Another riff on the trapped-for-a-whole film drama, evoking 127 Hours, Stalled, Buried and others – but writer-director Lukas Rinker holds back on the serious suspense (the gruesome business is exaggerated) in favour of a Sam Raimi-like pile-up on the hapless Frank, who is splendidly underplayed (in the circumstances) by Niehaus. A definition of three-act structure is Act One – you get stuck up a tree … Act Two – you get stuck further up a tree … Act Three – you get down from the tree. On that system Holy Shit! is 98% Act Two, with every opportunity for rescue turning out to make things worse … and a straggle of rather overly caricatured intruders (plus a significant owlet) prolonging the agony and suffering their own splattery demises.

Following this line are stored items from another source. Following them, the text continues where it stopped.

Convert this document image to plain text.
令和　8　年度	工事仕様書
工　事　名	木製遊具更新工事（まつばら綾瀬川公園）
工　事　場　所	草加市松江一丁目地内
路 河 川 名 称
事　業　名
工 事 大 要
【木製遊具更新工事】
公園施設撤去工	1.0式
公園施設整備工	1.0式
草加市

Part of the deal, of course, is that we’re always inside the portaloo with Frank – which means any views of the outside are through holes punched in the walls or the door that has to be nudged open with the measuring stick (that at least means the film features a fly-by from a plane trailing a ‘vote Horst’ banner). An evil Happy Face toilet seat provides a nasty argument with the protagonist’s striving inner monologue. I think this strings its situation out a beat or so too long for its own good, but it’s still an effective exercise in piling on the agony.